Much of the controversy in medical discussions is about language rather than fact. It is semantics. Nevertheless it is important because language dictates our acquisition of knowledge. It is the language, the names, that makes it possible for us to learn about diseases and to get the help of the book or the literature to guide our prediction of prognosis and our management. It is not an ideal situation but that is the case with almost everything in life.

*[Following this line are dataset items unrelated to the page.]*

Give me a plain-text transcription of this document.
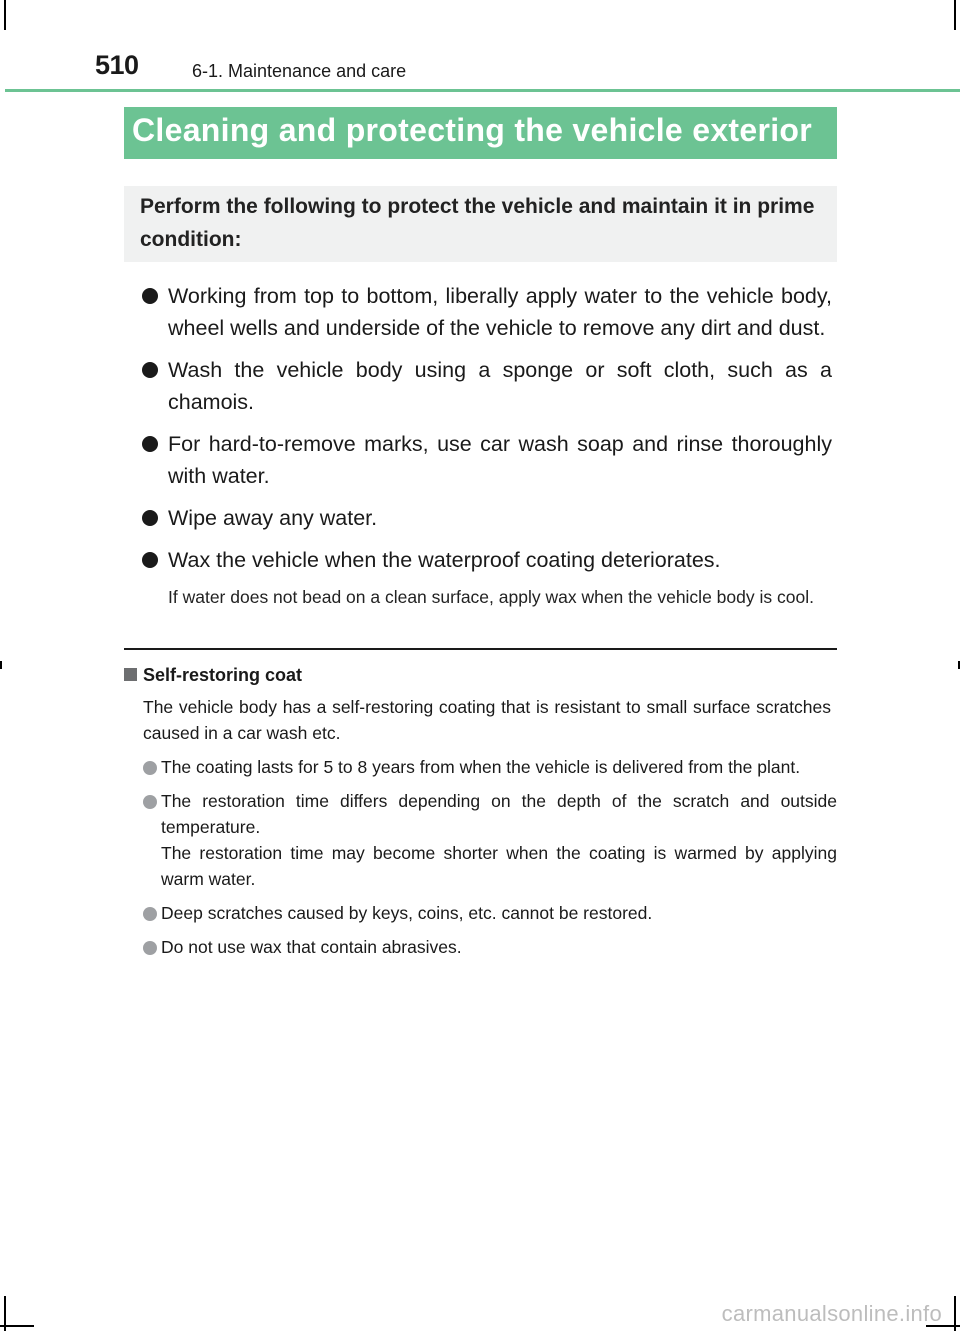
510	6-1. Maintenance and care
Cleaning and protecting the vehicle exterior
Perform the following to protect the vehicle and maintain it in prime condition:
Working from top to bottom, liberally apply water to the vehicle body, wheel wells and underside of the vehicle to remove any dirt and dust.
Wash the vehicle body using a sponge or soft cloth, such as a chamois.
For hard-to-remove marks, use car wash soap and rinse thoroughly with water.
Wipe away any water.
Wax the vehicle when the waterproof coating deteriorates.
If water does not bead on a clean surface, apply wax when the vehicle body is cool.
Self-restoring coat
The vehicle body has a self-restoring coating that is resistant to small surface scratches caused in a car wash etc.

The coating lasts for 5 to 8 years from when the vehicle is delivered from the plant.

The restoration time differs depending on the depth of the scratch and outside temperature.

The restoration time may become shorter when the coating is warmed by applying warm water.

Deep scratches caused by keys, coins, etc. cannot be restored.

Do not use wax that contain abrasives.

carmanualsonline.info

Friday, September 10, 2010

The border between health and disease


The concept of health and disease, in the minds of most people and many doctors, is simple and clear cut. A person is healthy if he has no disease. Diseases are well defined and clearly recognizable conditions.
The reality is not so. Health is not the same in all so called healthy people. It covers a wide spectrum of conditions physically, mentally, and socially. Some people are physically robust, happy, psychologically satisfied, and socially integrated and active. Others are frail, easily tired, worried, frequently unhappy and socially isolated. And there are all grades in between. That is why the aim of medicine is not only to prevent or treat disease but also to promote health.
Apart from acute conditions like acute infections and trauma, the transition between health and disease is gradual and ill defined. Most symptoms of disease are present to some degree in so called normal people. All people become short of breath if they exercise sufficiently and "sufficiently" varies in various people. Some may need to climb fifty stairs to become short of breath. Others may become so after climbing thirty or twenty stairs and so on. People with heart or lung disease may become short of breath on climbing ten stairs or one or two depending on the severity of their illness. What is the number of stairs that makes shortness of breath pathological? Can we put a definite figure? You can say the same about poor appetite, headache, anxiety, numbness, poor memory, readiness to fall asleep on going to bed, muscle and joint pains and so on. Recognizing a symptom as abnormal or pathological varies widely between people. That is one of the reasons why some people go to the doctor frequently and sometimes for no good reason, while others do not go unless they become severely ill.
A similar thing can be said about laboratory tests, but in this case artificial, statistically derived, boundaries have been created by putting a reference range for every test. These reference ranges have come to be generally conceived as the boundaries between normal and abnormal test results. According to these boundaries, a test result can deviate from the average of normal people to a large extent and still be considered normal. Then when it crosses the artificially drawn boundary it suddenly comes to be regarded abnormal!! The transfer from health to disease is not that sharp in real life.
The spectrum of health is wide and so is that of disease and the border between the two is frequently blurred and difficult to discern.